Victims of police torture deprived of justice

Kathmandu, February 3

Although the new penal code has criminalised torture, many victims of torture have not been able to get justice as they have to file the first information report with the nearest police office whose police personnel are often the perpetrators.

Programme Manager of Advocacy Forum Bikas Basnet said his office had been trying to assist victims in Kanchanpur, Pokhara and Kathmandu to file torture cases against police officers, who tortured them, but the police officers refused to register the FIR.

Section 167 (2) of the penal code imposes jail term not exceeding five years or fine not exceeding Rs 50,000 or both for meting out torture to anybody.

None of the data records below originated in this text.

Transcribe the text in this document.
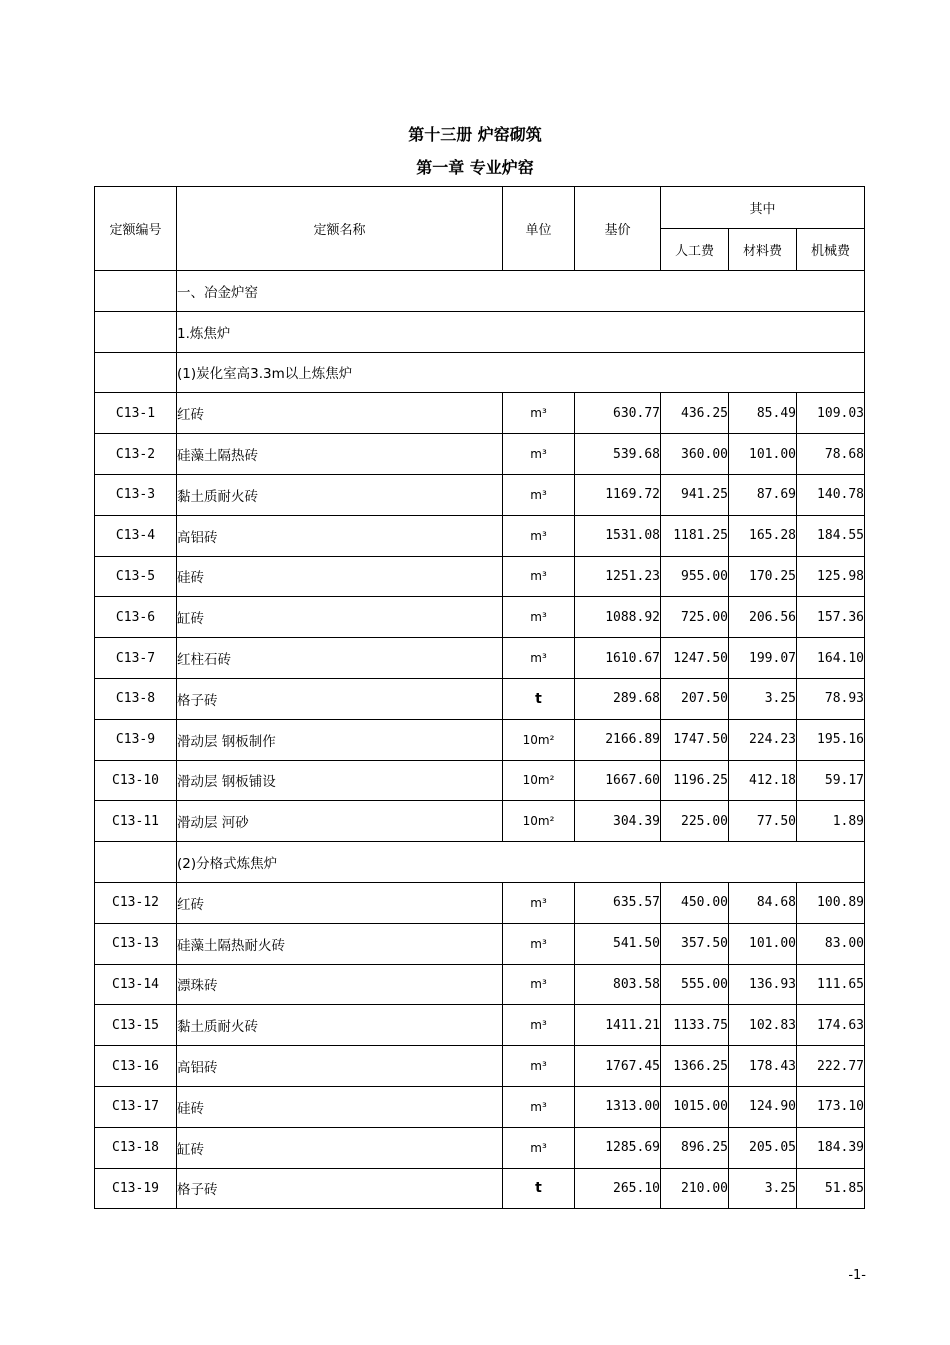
第十三册 炉窑砌筑
第一章 专业炉窑
定额编号	定额名称	单位	基价	其中		
				人工费	材料费	机械费
	一、冶金炉窑					
	1.炼焦炉					
	(1)炭化室高3.3m以上炼焦炉					
C13-1	红砖	m³	630.77	436.25	85.49	109.03
C13-2	硅藻土隔热砖	m³	539.68	360.00	101.00	78.68
C13-3	黏土质耐火砖	m³	1169.72	941.25	87.69	140.78
C13-4	高铝砖	m³	1531.08	1181.25	165.28	184.55
C13-5	硅砖	m³	1251.23	955.00	170.25	125.98
C13-6	缸砖	m³	1088.92	725.00	206.56	157.36
C13-7	红柱石砖	m³	1610.67	1247.50	199.07	164.10
C13-8	格子砖	t	289.68	207.50	3.25	78.93
C13-9	滑动层 钢板制作	10m²	2166.89	1747.50	224.23	195.16
C13-10	滑动层 钢板铺设	10m²	1667.60	1196.25	412.18	59.17
C13-11	滑动层 河砂	10m²	304.39	225.00	77.50	1.89
	(2)分格式炼焦炉					
C13-12	红砖	m³	635.57	450.00	84.68	100.89
C13-13	硅藻土隔热耐火砖	m³	541.50	357.50	101.00	83.00
C13-14	漂珠砖	m³	803.58	555.00	136.93	111.65
C13-15	黏土质耐火砖	m³	1411.21	1133.75	102.83	174.63
C13-16	高铝砖	m³	1767.45	1366.25	178.43	222.77
C13-17	硅砖	m³	1313.00	1015.00	124.90	173.10
C13-18	缸砖	m³	1285.69	896.25	205.05	184.39
C13-19	格子砖	t	265.10	210.00	3.25	51.85
-1-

Basnet said that in some cases the Office of the Attorney General had written to the police office telling it to register FIR, and yet the police offices were reluctant to oblige. In the absence of FIR, investigation against police officers accused of torture cannot proceed.

Human rights lawyer Mohan Kumar Karna said criminalisation of torture happened after persistent struggle of rights activists, but the legal provision that required the torture victims to file FIR at the nearest police office was proving an obstacle as many torture victims were either intimidated by police officers or given financial incentives for not filing FIR. He said torture victims could file cases directly at the court but many victims found it a complicated process. Some torture victims chose not to file cases against police personnel because they feared that the police personnel might frame them in criminal cases.

“We have seen in the past when victims moved the court, the court gave ruling in the victims’ favour telling the police to register their FIRs. In some cases, police offices register their FIRs after the court’s ruling, but even then the investigation does not move ahead in the expected manner,” he said.

Basnet and Karna said the problems faced by torture victims could be addressed only when a separate agency was formed to investigate torture allegations levelled against police personnel.

Basnet said the investigating police officer in Pokhara was a police inspector but the victim was tortured by a DSP.

“How can a lower rank police officer investigate torture allegation against his/her senior officer?” he wondered.

Last month, the Supreme Court issued a writ of mandamus in a case filed by advocate Sunil Ranjan Singh and others against the government where petitioners had urged the court to order the government to form a separate commission authorising it to investigate cases of extra judicial killings that took place in the past in the Tarai districts. The SC is yet to prepare the full text of the verdict.